Sul podio degli investimenti in Sicilia c’è Alimena- che si trova al 385 posto della classifica dei comuni in tutta Italia- con una propensione agli investimenti pari a 101,50%. Il comune madonita è seguito da quello di Campofelice di Fitalia con una propensione agli investimenti pari all’84,66%, seguito da Scillato con il 61,64%. Il fanalino di coda spetta, invece, al comune di Cerda con una percentuale pari allo 0,51%.
La quota di investimenti da parte dei comuni è diminuita dopo la crisi, anche in conseguenza della necessità di rispettare il patto di stabilità, con una considerevole conseguenza a livello economico. La spesa degli enti locali italiani, tra cui i comuni, si dividono tra uscite correnti e spese in conto capitale. Le prime sono quelle cui il comune deve far conto in modo ricorrente (ad esempio quelle per gli stipendi dei dipendenti), mentre le seconde sono straordinarie, come quelle per gli investimenti: ad esempio la costruzione di strade o edifici pubblici.

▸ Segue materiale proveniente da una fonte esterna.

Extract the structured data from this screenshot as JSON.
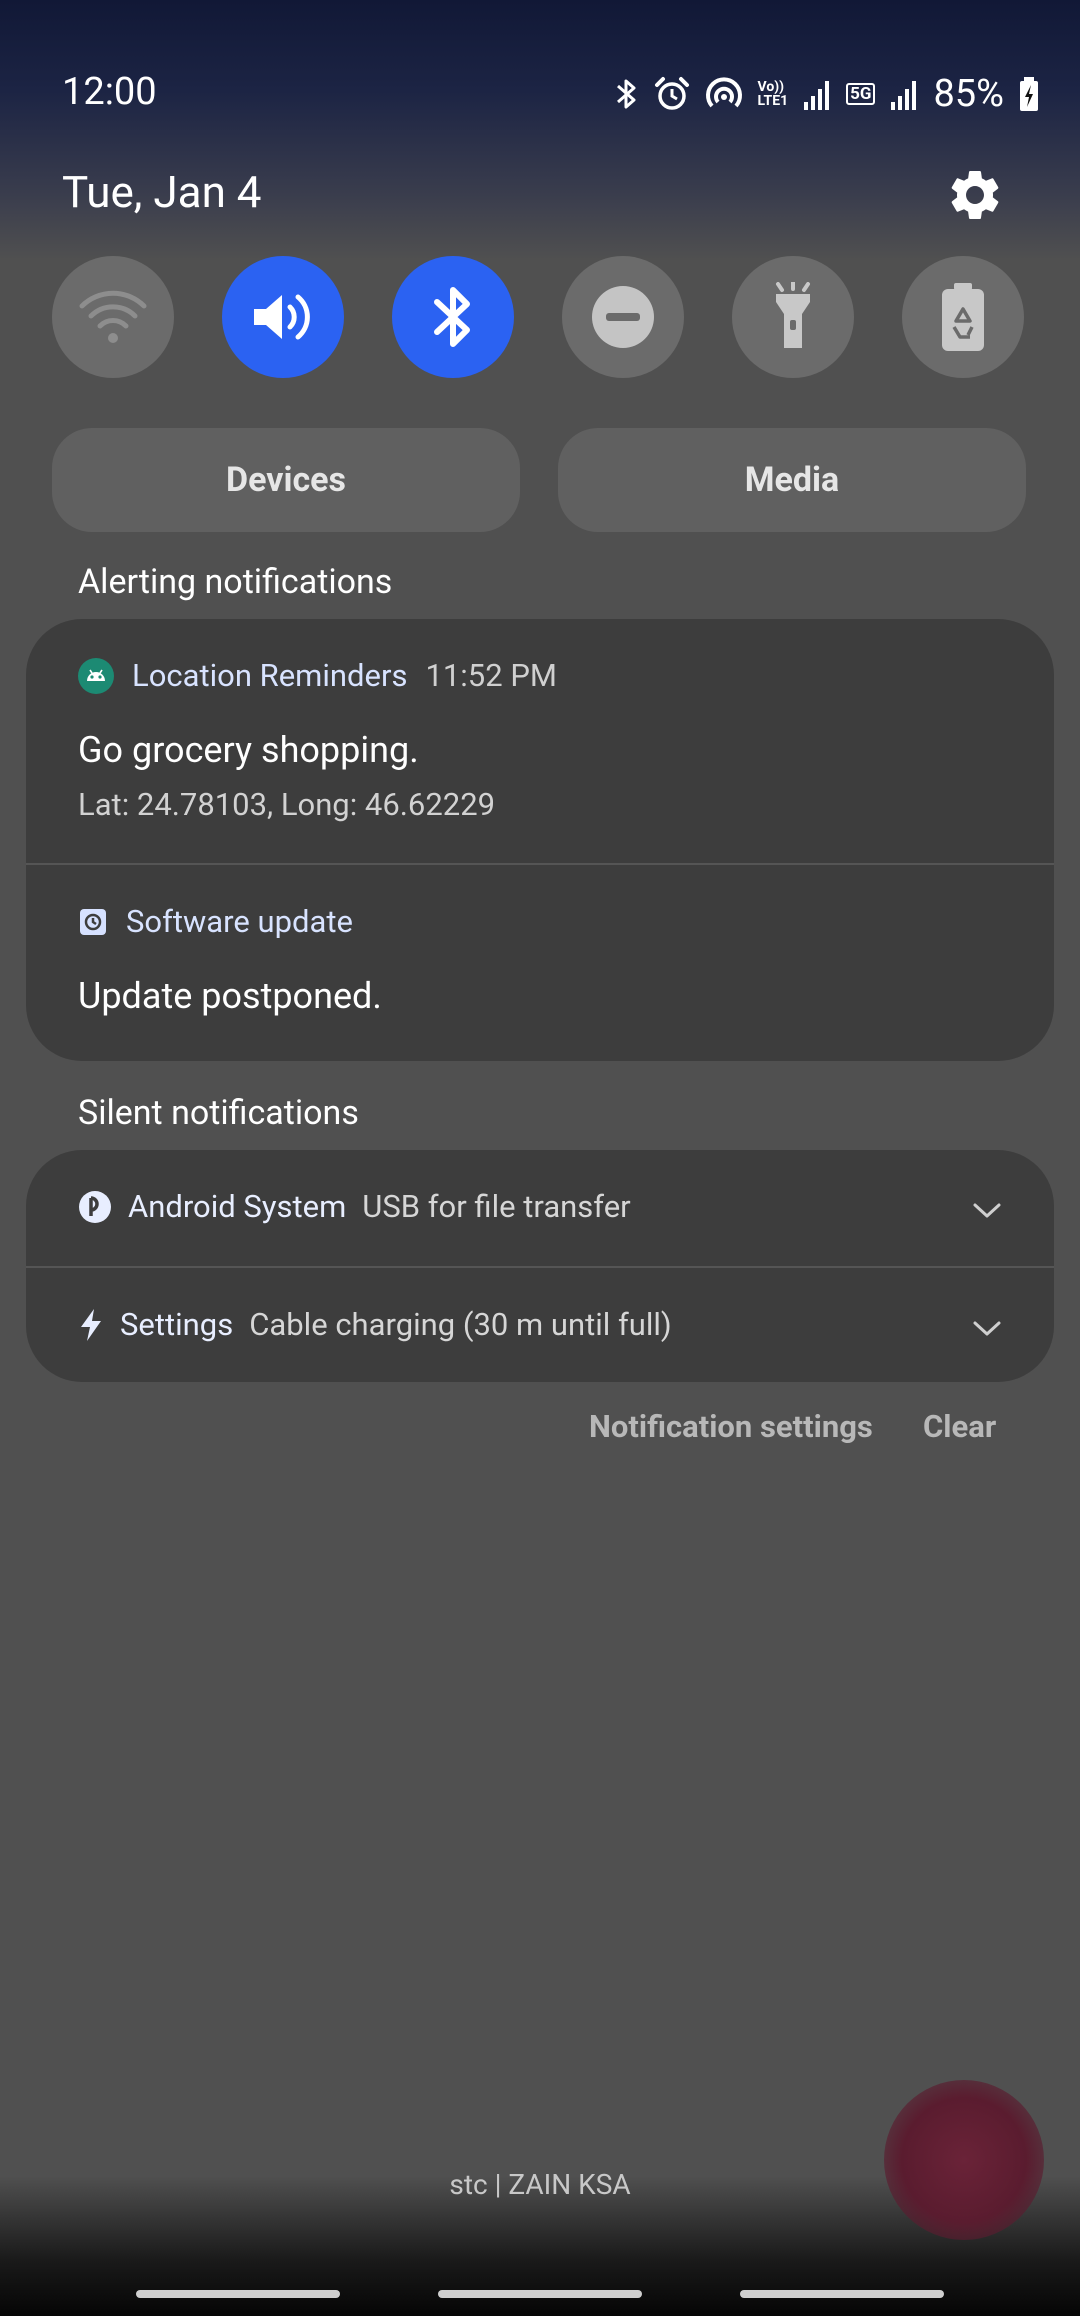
{
  "status_bar": {
    "time": "12:00",
    "volte_label": "Vo))\nLTE1",
    "five_g_label": "5G",
    "battery": "85%"
  },
  "header": {
    "date": "Tue, Jan 4"
  },
  "quick_settings": [
    {
      "name": "wifi",
      "active": false
    },
    {
      "name": "sound",
      "active": true
    },
    {
      "name": "bluetooth",
      "active": true
    },
    {
      "name": "do-not-disturb",
      "active": false
    },
    {
      "name": "flashlight",
      "active": false
    },
    {
      "name": "power-saving",
      "active": false
    }
  ],
  "panel_buttons": {
    "devices": "Devices",
    "media": "Media"
  },
  "alerting": {
    "section_label": "Alerting notifications",
    "items": [
      {
        "app": "Location Reminders",
        "time": "11:52 PM",
        "title": "Go grocery shopping.",
        "text": "Lat: 24.78103, Long: 46.62229"
      },
      {
        "app": "Software update",
        "title": "Update postponed."
      }
    ]
  },
  "silent": {
    "section_label": "Silent notifications",
    "items": [
      {
        "app": "Android System",
        "text": "USB for file transfer"
      },
      {
        "app": "Settings",
        "text": "Cable charging (30 m until full)"
      }
    ]
  },
  "actions": {
    "notification_settings": "Notification settings",
    "clear": "Clear"
  },
  "carrier": "stc | ZAIN KSA",
  "colors": {
    "accent": "#2b62f2",
    "card": "#3d3d3d",
    "background": "#505050"
  }
}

Per una comunità locale, la spesa per investimenti fatta dalle amministrazioni comunali può essere determinante per favorire lo sviluppo economico. A seguito della crisi, anche per rispettare un patto di stabilità diventato più stringente, i comuni hanno dovuto contenere le loro spese. Sovente non si è trattato di quelle correnti, ma di quelle per investimenti, con conseguenze economiche cospicue, tra cui una generale tendenza al calo delle spese in conto capitale.